To get financial help paying your monthly premium for a marketplace plan instead of taking your employer plan, you also have to enroll during an open enrollment period (before March 31, 2014, or between November 15, 2014 and February 15, 2015) or during a special enrollment period (if you get married, have a child, lose other health coverage, or face certain other special circumstances).
*A plan must pay at least 60 percent of the cost of typically covered medical expenses, on average, in order to be called “minimum value.”
If the employer does not offer at least one health plan that is minimum value, the employee can reject the employer’s plans and instead go to the marketplace to get premium credits. The test of whether the plan is “affordable” is whether it would cost the employee 9.5% of his or her income or less in premiums just for himself or herself. (Unfortunately, this test does not take the cost of family coverage into account.)
So how do you get information about whether one of the plans offered by your employer meets these tests? There are several ways.
How to see if your employer’s health plans are considered “affordable” and “minimum value” under federal regulations
- Use the employer coverage tool
Healthcare.gov provides a form that you can ask your employer to complete. On it, the employer can indicate the value of the health plans he or she offers, the cost, when employees can join the plan, and whether the plan is likely to change in the coming year. Employers are not required to help you fill out this form by any law or rules, but most will help.
- Notice of health coverage options
Last October, employers covered by the Fair Labor Standards Act had to give notice to all of their current employees about their health coverage options. Employers that do $500,000 worth of business, as well as schools, nursing homes, hospitals, and governments, are among those covered by the Fair Labor Standards Act. The model notice, which you can find on the Department of Labor’s website, included information about the marketplace, disclosed whether the employer’s health plans met minimum value, and provided information about the cost of the lowest price plan offered by the employer that met that value. Going forward, employers must provide this same notice to all new employees within 14 days of hire
- Consult the Summary of Benefits and Coverage
This is a straightforward document that explains what medical services a health plan covers and the costs (deductibles, copayments, and co-insurance) a person in that plan would pay. On page 4, the form answers the question “Does this plan meet the minimum value standard?” You should get this summary when you enroll in a health plan. You can also ask for summaries for any health plan you are considering, and the plan must provide the information. It is available in several different languages.
- Your employer will provide certain forms at tax time
Beginning in 2015, large employers must provide completed forms to their employees (usually a 1095-C) that verify what months the employee had minimum value coverage. This form is provided at the end of the year, so it explains what health coverage you were offered the previous year. If you had comprehensive health coverage for at least nine months of the year, you met your obligation to have coverage, and the form you get from a large employer tracks the months you had this coverage. These employers also provide a summary notice to the IRS showing which employees they covered and listing the cost to employees of the lowest priced plan that provides minimum value coverage. This summary notice also lets the IRS know if the employer met its obligation to provide health coverage or is subject to penalties. If you worked for a small employer, you will also get a form stating which months you had coverage; however, that form might come from either an insurance company or your employer.

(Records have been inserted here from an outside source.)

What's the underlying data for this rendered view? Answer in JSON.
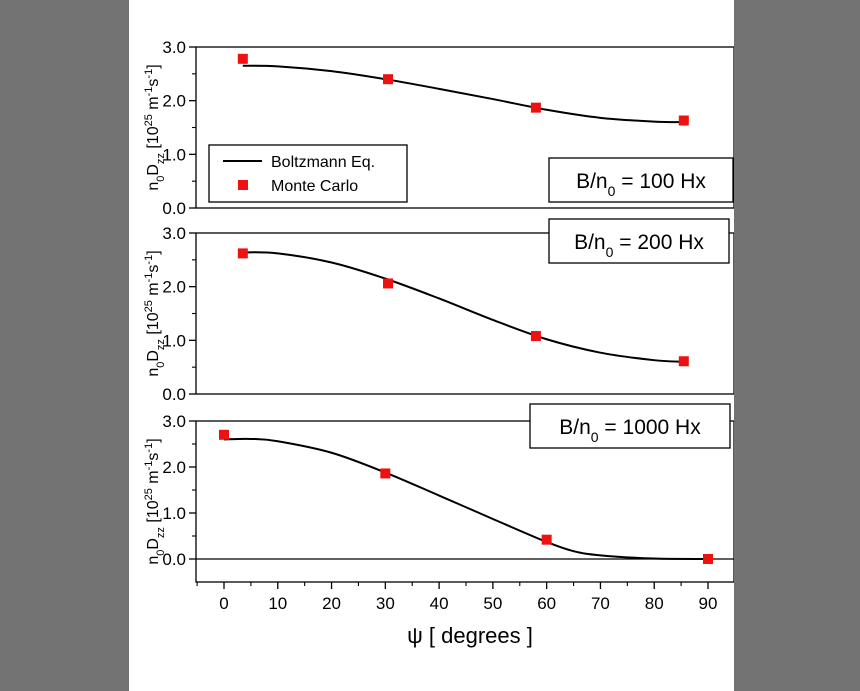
{
  "chart_data": {
    "type": "line",
    "x_axis": {
      "label_symbol": "ψ",
      "label_text": "[ degrees ]",
      "range": [
        -5,
        95
      ],
      "ticks": [
        0,
        10,
        20,
        30,
        40,
        50,
        60,
        70,
        80,
        90
      ],
      "tick_labels": [
        "0",
        "10",
        "20",
        "30",
        "40",
        "50",
        "60",
        "70",
        "80",
        "90"
      ]
    },
    "y_label": {
      "lead": "n",
      "lead_sub": "0",
      "main": "D",
      "main_sub": "zz",
      "unit_open": "[10",
      "unit_exp": "25",
      "unit_m": " m",
      "unit_m_exp": "-1",
      "unit_s": "s",
      "unit_s_exp": "-1",
      "unit_close": "]"
    },
    "legend": {
      "position": "top-left of top panel",
      "entries": [
        {
          "label": "Boltzmann Eq.",
          "type": "line",
          "color": "#000000"
        },
        {
          "label": "Monte Carlo",
          "type": "marker",
          "color": "#ee1111"
        }
      ]
    },
    "panels": [
      {
        "annotation": {
          "prefix": "B/n",
          "sub": "0",
          "suffix": " = 100 Hx"
        },
        "y_range": [
          0,
          3
        ],
        "y_ticks": [
          0,
          1,
          2,
          3
        ],
        "y_tick_labels": [
          "0.0",
          "1.0",
          "2.0",
          "3.0"
        ],
        "zero_line": false,
        "series": [
          {
            "name": "Boltzmann Eq.",
            "type": "line",
            "x": [
              3.5,
              10,
              20,
              30,
              40,
              50,
              60,
              70,
              80,
              85.5
            ],
            "y": [
              2.65,
              2.64,
              2.55,
              2.4,
              2.22,
              2.03,
              1.83,
              1.68,
              1.61,
              1.6
            ]
          },
          {
            "name": "Monte Carlo",
            "type": "scatter",
            "x": [
              3.5,
              30.5,
              58,
              85.5
            ],
            "y": [
              2.78,
              2.4,
              1.87,
              1.63
            ]
          }
        ]
      },
      {
        "annotation": {
          "prefix": "B/n",
          "sub": "0",
          "suffix": " = 200 Hx"
        },
        "y_range": [
          0,
          3
        ],
        "y_ticks": [
          0,
          1,
          2,
          3
        ],
        "y_tick_labels": [
          "0.0",
          "1.0",
          "2.0",
          "3.0"
        ],
        "zero_line": false,
        "series": [
          {
            "name": "Boltzmann Eq.",
            "type": "line",
            "x": [
              3.5,
              10,
              20,
              30,
              40,
              50,
              60,
              70,
              80,
              85.5
            ],
            "y": [
              2.64,
              2.62,
              2.45,
              2.15,
              1.78,
              1.38,
              1.02,
              0.77,
              0.63,
              0.6
            ]
          },
          {
            "name": "Monte Carlo",
            "type": "scatter",
            "x": [
              3.5,
              30.5,
              58,
              85.5
            ],
            "y": [
              2.62,
              2.06,
              1.08,
              0.61
            ]
          }
        ]
      },
      {
        "annotation": {
          "prefix": "B/n",
          "sub": "0",
          "suffix": " = 1000 Hx"
        },
        "y_range": [
          -0.5,
          3
        ],
        "y_ticks": [
          0,
          1,
          2,
          3
        ],
        "y_tick_labels": [
          "0.0",
          "1.0",
          "2.0",
          "3.0"
        ],
        "zero_line": true,
        "series": [
          {
            "name": "Boltzmann Eq.",
            "type": "line",
            "x": [
              0,
              5,
              10,
              20,
              30,
              40,
              50,
              60,
              65,
              70,
              80,
              90
            ],
            "y": [
              2.6,
              2.61,
              2.56,
              2.31,
              1.88,
              1.38,
              0.87,
              0.37,
              0.17,
              0.08,
              0.01,
              0.0
            ]
          },
          {
            "name": "Monte Carlo",
            "type": "scatter",
            "x": [
              0,
              30,
              60,
              90
            ],
            "y": [
              2.7,
              1.86,
              0.42,
              0.0
            ]
          }
        ]
      }
    ],
    "grid": false
  }
}
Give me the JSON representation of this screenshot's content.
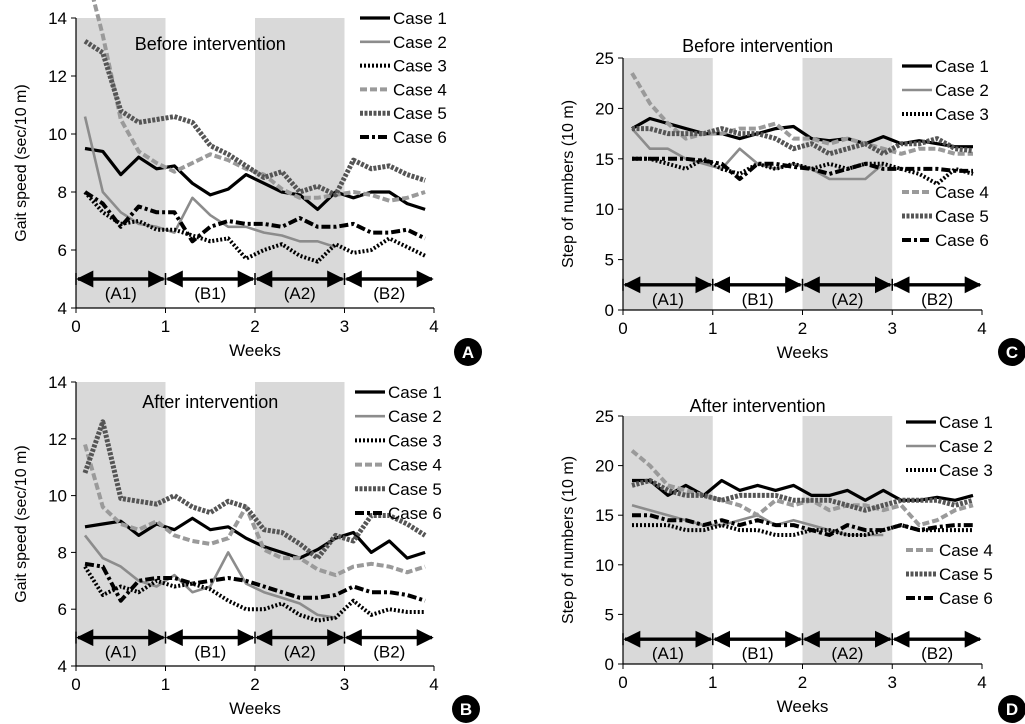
{
  "figure": {
    "phase_labels": [
      "(A1)",
      "(B1)",
      "(A2)",
      "(B2)"
    ],
    "legend_names": [
      "Case 1",
      "Case 2",
      "Case 3",
      "Case 4",
      "Case 5",
      "Case 6"
    ],
    "series_styles": [
      {
        "color": "#000000",
        "dash": "",
        "width": 3.2
      },
      {
        "color": "#8c8c8c",
        "dash": "",
        "width": 2.6
      },
      {
        "color": "#000000",
        "dash": "2,2",
        "width": 4
      },
      {
        "color": "#9a9a9a",
        "dash": "7,3",
        "width": 4
      },
      {
        "color": "#555555",
        "dash": "3,1.5",
        "width": 5
      },
      {
        "color": "#000000",
        "dash": "9,3,3,3",
        "width": 4
      }
    ],
    "shade_color": "#d9d9d9"
  },
  "chart_data": [
    {
      "type": "line",
      "panel": "A",
      "title": "Before intervention",
      "xlabel": "Weeks",
      "ylabel": "Gait speed (sec/10 m)",
      "xlim": [
        0,
        4
      ],
      "ylim": [
        4,
        14
      ],
      "yticks": [
        4,
        6,
        8,
        10,
        12,
        14
      ],
      "xticks": [
        0,
        1,
        2,
        3,
        4
      ],
      "shaded_x": [
        [
          0,
          1
        ],
        [
          2,
          3
        ]
      ],
      "phase_arrow_y": 5,
      "legend_position": "top-right",
      "legend_gap_after": -1,
      "x": [
        0.1,
        0.3,
        0.5,
        0.7,
        0.9,
        1.1,
        1.3,
        1.5,
        1.7,
        1.9,
        2.1,
        2.3,
        2.5,
        2.7,
        2.9,
        3.1,
        3.3,
        3.5,
        3.7,
        3.9
      ],
      "series": [
        {
          "name": "Case 1",
          "values": [
            9.5,
            9.4,
            8.6,
            9.2,
            8.8,
            8.9,
            8.3,
            7.9,
            8.1,
            8.6,
            8.3,
            8.0,
            7.9,
            7.4,
            8.0,
            7.8,
            8.0,
            8.0,
            7.6,
            7.4
          ]
        },
        {
          "name": "Case 2",
          "values": [
            10.6,
            8.0,
            7.3,
            6.9,
            6.8,
            6.6,
            7.8,
            7.2,
            6.8,
            6.8,
            6.6,
            6.5,
            6.3,
            6.3,
            6.1,
            null,
            null,
            null,
            null,
            null
          ]
        },
        {
          "name": "Case 3",
          "values": [
            8.0,
            7.3,
            6.9,
            7.0,
            6.7,
            6.7,
            6.5,
            6.3,
            6.4,
            5.7,
            6.0,
            6.2,
            5.8,
            5.6,
            6.2,
            5.9,
            6.0,
            6.4,
            6.1,
            5.8
          ]
        },
        {
          "name": "Case 4",
          "values": [
            15.8,
            13.4,
            10.5,
            9.4,
            9.0,
            8.7,
            9.0,
            9.3,
            9.1,
            8.8,
            8.6,
            8.1,
            7.8,
            7.8,
            7.9,
            8.0,
            7.9,
            7.7,
            7.8,
            8.0
          ]
        },
        {
          "name": "Case 5",
          "values": [
            13.2,
            12.8,
            10.8,
            10.4,
            10.5,
            10.6,
            10.4,
            9.6,
            9.3,
            8.9,
            8.5,
            8.7,
            8.0,
            8.2,
            7.9,
            9.1,
            8.8,
            8.9,
            8.6,
            8.4
          ]
        },
        {
          "name": "Case 6",
          "values": [
            8.0,
            7.6,
            6.8,
            7.5,
            7.3,
            7.3,
            6.3,
            6.8,
            7.0,
            6.9,
            6.9,
            6.8,
            7.1,
            6.8,
            6.8,
            6.9,
            6.6,
            6.6,
            6.7,
            6.4
          ]
        }
      ]
    },
    {
      "type": "line",
      "panel": "B",
      "title": "After intervention",
      "xlabel": "Weeks",
      "ylabel": "Gait speed (sec/10 m)",
      "xlim": [
        0,
        4
      ],
      "ylim": [
        4,
        14
      ],
      "yticks": [
        4,
        6,
        8,
        10,
        12,
        14
      ],
      "xticks": [
        0,
        1,
        2,
        3,
        4
      ],
      "shaded_x": [
        [
          0,
          1
        ],
        [
          2,
          3
        ]
      ],
      "phase_arrow_y": 5,
      "legend_position": "top-right",
      "legend_gap_after": -1,
      "x": [
        0.1,
        0.3,
        0.5,
        0.7,
        0.9,
        1.1,
        1.3,
        1.5,
        1.7,
        1.9,
        2.1,
        2.3,
        2.5,
        2.7,
        2.9,
        3.1,
        3.3,
        3.5,
        3.7,
        3.9
      ],
      "series": [
        {
          "name": "Case 1",
          "values": [
            8.9,
            9.0,
            9.1,
            8.6,
            9.0,
            8.8,
            9.2,
            8.8,
            8.9,
            8.5,
            8.2,
            8.0,
            7.8,
            8.1,
            8.5,
            8.7,
            8.0,
            8.4,
            7.8,
            8.0
          ]
        },
        {
          "name": "Case 2",
          "values": [
            8.6,
            7.8,
            7.5,
            7.0,
            6.8,
            7.2,
            6.6,
            6.8,
            8.0,
            6.9,
            6.6,
            6.4,
            6.2,
            5.8,
            5.7,
            null,
            null,
            null,
            null,
            null
          ]
        },
        {
          "name": "Case 3",
          "values": [
            7.5,
            6.5,
            6.8,
            6.6,
            7.0,
            6.8,
            6.9,
            6.7,
            6.3,
            6.0,
            6.0,
            6.2,
            5.8,
            5.6,
            5.7,
            6.3,
            5.8,
            6.0,
            5.9,
            5.9
          ]
        },
        {
          "name": "Case 4",
          "values": [
            11.8,
            9.6,
            9.0,
            8.8,
            9.1,
            8.6,
            8.4,
            8.3,
            8.5,
            9.6,
            8.1,
            7.8,
            7.8,
            7.4,
            7.2,
            7.5,
            7.6,
            7.5,
            7.3,
            7.5
          ]
        },
        {
          "name": "Case 5",
          "values": [
            10.8,
            12.6,
            9.9,
            9.8,
            9.7,
            10.0,
            9.6,
            9.4,
            9.8,
            9.6,
            8.8,
            8.7,
            8.3,
            7.8,
            8.6,
            8.4,
            9.3,
            9.3,
            9.0,
            8.6
          ]
        },
        {
          "name": "Case 6",
          "values": [
            7.6,
            7.5,
            6.3,
            7.0,
            7.1,
            7.1,
            6.9,
            7.0,
            7.1,
            7.0,
            6.8,
            6.6,
            6.4,
            6.4,
            6.5,
            6.8,
            6.6,
            6.6,
            6.5,
            6.3
          ]
        }
      ]
    },
    {
      "type": "line",
      "panel": "C",
      "title": "Before intervention",
      "xlabel": "Weeks",
      "ylabel": "Step of numbers (10 m)",
      "xlim": [
        0,
        4
      ],
      "ylim": [
        0,
        25
      ],
      "yticks": [
        0,
        5,
        10,
        15,
        20,
        25
      ],
      "xticks": [
        0,
        1,
        2,
        3,
        4
      ],
      "shaded_x": [
        [
          0,
          1
        ],
        [
          2,
          3
        ]
      ],
      "phase_arrow_y": 2.5,
      "legend_position": "right",
      "legend_gap_after": 2,
      "x": [
        0.1,
        0.3,
        0.5,
        0.7,
        0.9,
        1.1,
        1.3,
        1.5,
        1.7,
        1.9,
        2.1,
        2.3,
        2.5,
        2.7,
        2.9,
        3.1,
        3.3,
        3.5,
        3.7,
        3.9
      ],
      "series": [
        {
          "name": "Case 1",
          "values": [
            18.0,
            19.0,
            18.5,
            18.0,
            17.5,
            17.5,
            17.0,
            17.5,
            18.0,
            18.2,
            17.0,
            16.8,
            17.0,
            16.5,
            17.2,
            16.5,
            16.8,
            16.5,
            16.2,
            16.2
          ]
        },
        {
          "name": "Case 2",
          "values": [
            18.0,
            16.0,
            16.0,
            15.0,
            14.5,
            14.0,
            16.0,
            14.5,
            14.0,
            14.5,
            14.0,
            13.0,
            13.0,
            13.0,
            14.5,
            null,
            null,
            null,
            null,
            null
          ]
        },
        {
          "name": "Case 3",
          "values": [
            15.0,
            15.0,
            14.5,
            14.0,
            15.0,
            14.0,
            13.5,
            14.5,
            14.0,
            14.5,
            14.0,
            14.5,
            14.0,
            14.5,
            14.5,
            14.0,
            13.5,
            12.5,
            14.0,
            13.5
          ]
        },
        {
          "name": "Case 4",
          "values": [
            23.5,
            20.5,
            18.5,
            17.0,
            17.5,
            17.5,
            18.0,
            18.0,
            18.5,
            17.0,
            17.0,
            16.5,
            17.0,
            16.5,
            16.0,
            15.5,
            16.0,
            16.0,
            15.5,
            15.5
          ]
        },
        {
          "name": "Case 5",
          "values": [
            18.0,
            18.0,
            17.5,
            17.5,
            17.5,
            18.0,
            17.5,
            17.5,
            17.0,
            16.0,
            16.5,
            15.5,
            16.0,
            16.5,
            15.5,
            16.5,
            16.5,
            17.0,
            16.0,
            15.8
          ]
        },
        {
          "name": "Case 6",
          "values": [
            15.0,
            15.0,
            15.0,
            15.0,
            14.8,
            14.5,
            13.0,
            14.5,
            14.5,
            14.2,
            14.0,
            13.5,
            14.0,
            14.5,
            14.0,
            14.0,
            14.0,
            14.0,
            13.8,
            13.8
          ]
        }
      ]
    },
    {
      "type": "line",
      "panel": "D",
      "title": "After intervention",
      "xlabel": "Weeks",
      "ylabel": "Step of numbers (10 m)",
      "xlim": [
        0,
        4
      ],
      "ylim": [
        0,
        25
      ],
      "yticks": [
        0,
        5,
        10,
        15,
        20,
        25
      ],
      "xticks": [
        0,
        1,
        2,
        3,
        4
      ],
      "shaded_x": [
        [
          0,
          1
        ],
        [
          2,
          3
        ]
      ],
      "phase_arrow_y": 2.5,
      "legend_position": "right",
      "legend_gap_after": 2,
      "x": [
        0.1,
        0.3,
        0.5,
        0.7,
        0.9,
        1.1,
        1.3,
        1.5,
        1.7,
        1.9,
        2.1,
        2.3,
        2.5,
        2.7,
        2.9,
        3.1,
        3.3,
        3.5,
        3.7,
        3.9
      ],
      "series": [
        {
          "name": "Case 1",
          "values": [
            18.5,
            18.5,
            17.0,
            18.0,
            17.0,
            18.5,
            17.5,
            18.0,
            17.5,
            18.0,
            17.0,
            17.0,
            17.5,
            16.5,
            17.5,
            16.5,
            16.5,
            16.8,
            16.5,
            17.0
          ]
        },
        {
          "name": "Case 2",
          "values": [
            16.0,
            15.5,
            15.0,
            14.5,
            14.0,
            14.0,
            14.5,
            15.0,
            14.0,
            14.5,
            14.0,
            13.5,
            13.0,
            13.0,
            13.0,
            null,
            null,
            null,
            null,
            null
          ]
        },
        {
          "name": "Case 3",
          "values": [
            14.0,
            14.0,
            14.0,
            13.5,
            13.5,
            14.0,
            13.5,
            13.5,
            13.0,
            13.0,
            13.5,
            13.5,
            13.0,
            13.0,
            13.5,
            14.0,
            13.5,
            13.5,
            13.5,
            13.5
          ]
        },
        {
          "name": "Case 4",
          "values": [
            21.5,
            20.0,
            18.0,
            17.5,
            17.0,
            16.5,
            16.0,
            15.0,
            16.5,
            16.0,
            16.5,
            15.5,
            16.0,
            16.0,
            15.5,
            16.0,
            14.0,
            14.5,
            15.5,
            16.0
          ]
        },
        {
          "name": "Case 5",
          "values": [
            18.0,
            18.5,
            17.5,
            17.0,
            17.0,
            16.5,
            17.0,
            17.0,
            17.0,
            16.5,
            16.5,
            16.5,
            16.0,
            15.5,
            16.0,
            16.5,
            16.5,
            16.5,
            16.0,
            16.5
          ]
        },
        {
          "name": "Case 6",
          "values": [
            15.0,
            15.0,
            14.5,
            14.5,
            14.0,
            14.5,
            14.0,
            14.5,
            14.0,
            14.0,
            13.5,
            13.0,
            14.0,
            13.5,
            13.5,
            14.0,
            13.5,
            13.8,
            14.0,
            14.0
          ]
        }
      ]
    }
  ]
}
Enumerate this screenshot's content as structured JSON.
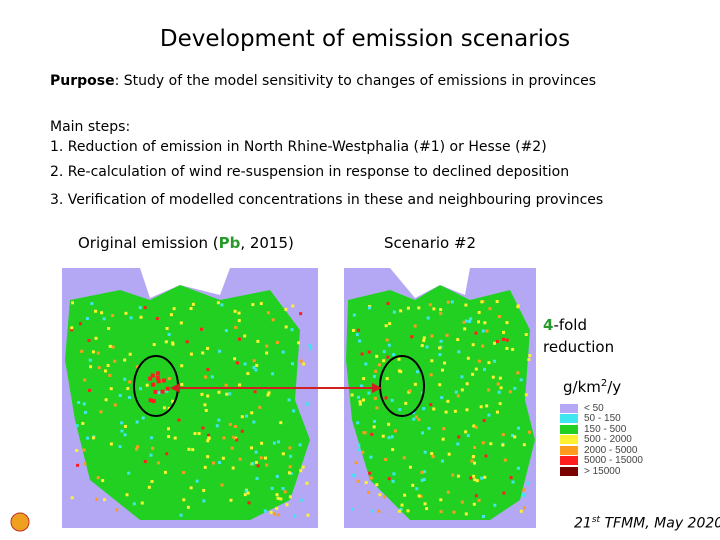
{
  "title": "Development of emission scenarios",
  "purpose": {
    "label": "Purpose",
    "text": ": Study of the model sensitivity to changes of emissions in provinces"
  },
  "main_steps": {
    "heading": "Main steps:",
    "items": [
      "1. Reduction of emission in North Rhine-Westphalia (#1) or Hesse (#2)",
      "2. Re-calculation of wind re-suspension in response to declined deposition",
      "3. Verification of modelled concentrations in these and neighbouring provinces"
    ]
  },
  "maps": [
    {
      "caption_parts": [
        "Original emission (",
        "Pb",
        ", 2015)"
      ]
    },
    {
      "caption": "Scenario #2"
    }
  ],
  "note": {
    "factor": "4",
    "suffix": "-fold",
    "text": "reduction"
  },
  "legend": {
    "unit_parts": [
      "g/km",
      "2",
      "/y"
    ],
    "items": [
      {
        "label": "< 50",
        "color": "#b4a8f4"
      },
      {
        "label": "50 - 150",
        "color": "#3ee6f0"
      },
      {
        "label": "150 - 500",
        "color": "#22d022"
      },
      {
        "label": "500 - 2000",
        "color": "#fff030"
      },
      {
        "label": "2000 - 5000",
        "color": "#ff9a1e"
      },
      {
        "label": "5000 - 15000",
        "color": "#ff1e1e"
      },
      {
        "label": "> 15000",
        "color": "#7a0000"
      }
    ]
  },
  "footer": {
    "parts": [
      "21",
      "st",
      " TFMM, May 2020"
    ]
  }
}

Do your research to determine whether you could receive help paying your monthly premiums
If your employer did not offer minimum value coverage and you instead enrolled in a marketplace health insurance plan, you may be entitled to financial help paying your monthly premium (also known as premium credits). You may have already taken all of your premium credits in advance to lower monthly premiums during the year, but if not, you may be able to get a premium credit when you file your taxes.
While the various notices you get from your employer may seem complicated, you can use them to your advantage. These notices can help you determine whether your employer offers the health coverage you need or whether you should buy a different health plan, for which you might be eligible for premium credits.